Les déclarations d'abondance qu'il a faites devant les juges de la Cour d'appel de Port-au-Prince portent à la réflexion. Sans retenue, sans crainte d'être démenti, le tueur à gages, l'agent informateur de la PNH a expliqué avoir commis de nombreux crimes odieux pour le compte d'un ancien responsable de la Direction Centrale de la Police Judiciaire (DCPJ). L'un des crimes abominables, souligne-t-il, est celui du directeur du CFC, M. Jean Gérard Gilbert. Il a affirmé l'avoir jeté dans une latrine après lui avoir ôté la vie. Cet acte barbare a été perpétré le ler juin 2005.
Dans ses déclarations, Stanley Edland alias Achou a innocenté les autres camarades assis à côté de lui sur le banc des accusés. « Ceux-là qui m'avaient aidé à accomplir cette sale besogne sont déjà morts », dit-il, citant les noms de Jean alias Kléré Kléré et Jean Jean ainsi connu.
« Les hommes qui sont autour de moi, poursuit-il, sont des innocents. Ils ne savent absolument rien. Je fais mon coup et connais tous les participants », a-t-il indiqué. Devant la Cour d'appel, Edland alias Achou a affirmé qu'il est coupable et se dit prêt à accepter la décision des juges. Raison : « Je sais que j'ai effectivement tué pour le compte de l'ancien directeur de la DCPJ. »
Les inculpés présents à l'audience déclarent n'être pas au courant des activités extrapolicières qui existaient entre l'ancien responsable de la DCPJ et Achou.
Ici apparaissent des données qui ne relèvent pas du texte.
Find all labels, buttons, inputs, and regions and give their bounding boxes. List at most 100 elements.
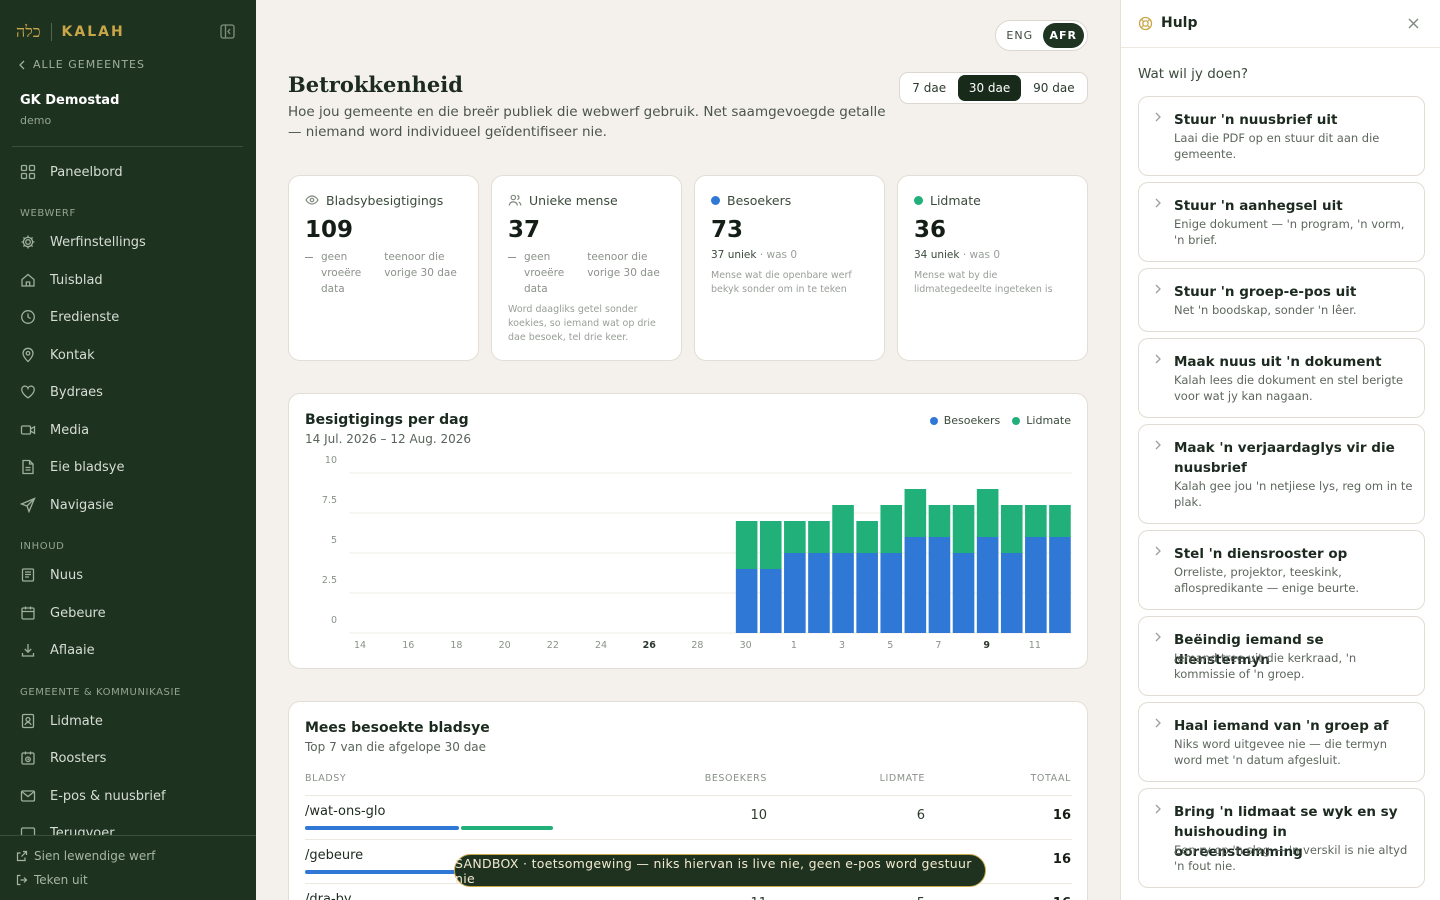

Toutefois, ils ont confirmé avoir rencontré Achou dans le getto de Delmas « 2». Cependant, disent-ils, « nous n'avons aucune relation avec lui ».
Arrêtés à l'angle des rues de la Réunion et des Casernes, à proximité de la Direction Générale des Impôts (DGI) pendant la campagne présidentielle de M. René Préval, ces inculpés ont été conduits à la Direction Centrale de la Police Judiciaire, située à Clercine non loin de l'aéroport Toussaint Louverture. Leur calvaire a commencé depuis le 4 février 2006.
Tous les inculpés ont été entendus à l'exception de M. Michaël V. Licius. Son avocat, Me Edwin Coq, a promis aux juges de la Cour d'appel de l'accompagner à l'audience fixée au lundi 11 janvier 2010. Sur promesse de Me Coq, la cour fait droit à sa demande en vue de l'audition de M. Licius face aux nombreuses accusations de Stanley Edland portées contre lui.
Agé de 41 ans, Achou demande que les co-auteurs des actes à lui reprochés soient présents afin de faire la lumière sur le cas qui pend à juger.